OK, OK, let me just say that it was a really good book. It was easy to read and covered aspects of Calvin's life and ministry that I hadn't heard of before. I appreciated the examples that this book shared from different messages that Calvin preached. The book was well researched and the examples demonstrated the points the author was making as to the methods of Calvin's sermons.
It was interesting to find out that he attempted to speak in such a way so that the common man could understand the message. When he would quote other passages of scripture, he wouldn't always mention that it was a quote, quite often state a phrase or a portion to emphasize a point. It was as if Scripture simply flowed from his lips.
I was also greatly encouraged to learn that the focus of Calvin's ministry was simply to "preach the word." Change didn't come because he had political influence or even an office. He was simply the pastor who held the belief in Scripture alone. He faithfully preached his way through book after book of the Bible. Many times picking up exactly where he had left off after an illness or even after the time he was run out of town, when he returned he started at the very passage in the book he had been preaching through.

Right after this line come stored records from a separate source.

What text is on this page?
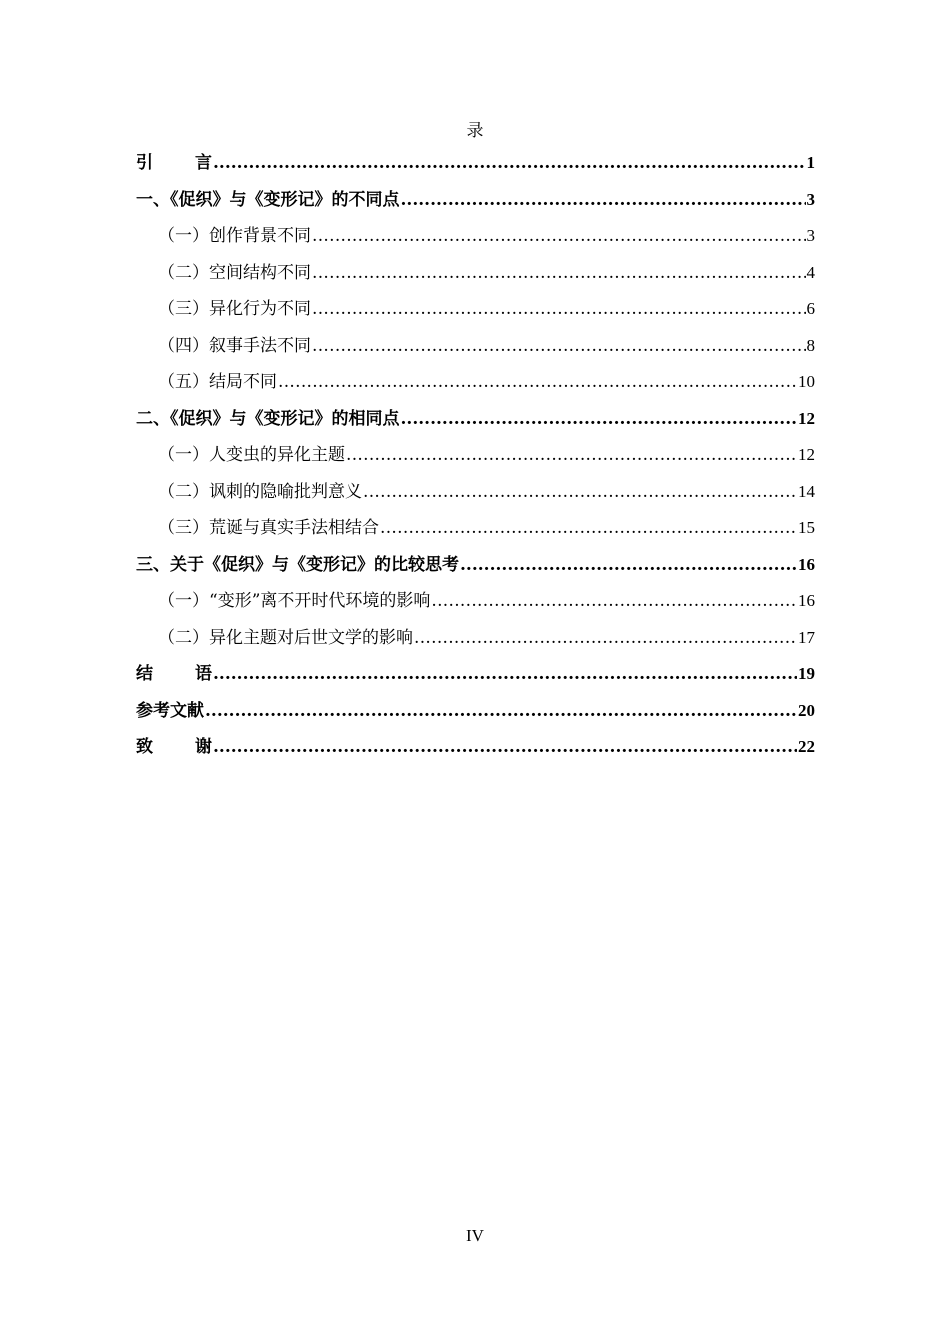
录
引言 .....	1
一、《促织》与《变形记》的不同点 .....	3
（一）创作背景不同 .....	3
（二）空间结构不同 .....	4
（三）异化行为不同 .....	6
（四）叙事手法不同 .....	8
（五）结局不同 .....	10
二、《促织》与《变形记》的相同点 .....	12
（一）人变虫的异化主题 .....	12
（二）讽刺的隐喻批判意义 .....	14
（三）荒诞与真实手法相结合 .....	15
三、关于《促织》与《变形记》的比较思考 .....	16
（一）“变形”离不开时代环境的影响 .....	16
（二）异化主题对后世文学的影响 .....	17
结语 .....	19
参考文献 .....	20
致谢 .....	22
IV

The book ends with a plea for faithful preaching, voiced by stating, "We want again Calvins!" C.H. Spurgeon said this of Calvin:
Among all those who have been born of women, there has not risen a greater than John Calvin; no age before him ever produced his equal, and no age afterwards has seen his rival.At another time he said:
John Calvin propounded truth more clearly than any other man who ever breathed, knew more of Scripture, and explained it more clearly.From the author:
We now stand in the twenty-first century, almost five hundred years removed from John Calvin's time, but we find ourselves in an equally critical hour of redemptive history. As the organized church was spiritually bankrupt at the outset of Calvin's day, so it is again in our time. Certainly to judge by outward appearances, the evangelical church in this hour seems to be flourishing. Megachurches are springing up everywhere. Christian contemporary music and publishing houses seem to be booming. Men's rallies are packing large coliseums. Christian political groups are heard all the way to the White House. Yet the evangelical church is largely a whitewashed tomb. Tragically her outward facade masks her true internal condition.Though I don't agree with that exactly, mostly because we forget to factor in the global church, I think the author might be dead on when it comes to the American Church. More importantly, I believe that the remedy is not to be found in a program or a new Bible Study, but in the preaching of the Word. I will close with one more quote of Spurgeon's that the author also chose to end with:
We want again Luthers, Calvins, Bunyans, Whitefields, men fit to mark eras, whose names breathe terror in our foemen's ears. We have dire need of such. Whence will they come to us? They are the gifts of Jesus Christ to the Church, and will come in due time...
I do not look for any other means of converting men beyond the simple preaching of the gospel and the opening of men's ears to hear it. The moment the church of God shall despise the pulpit, God will despise her. It has been through the ministry that the Lord has always been pleased to revive and bless His churches.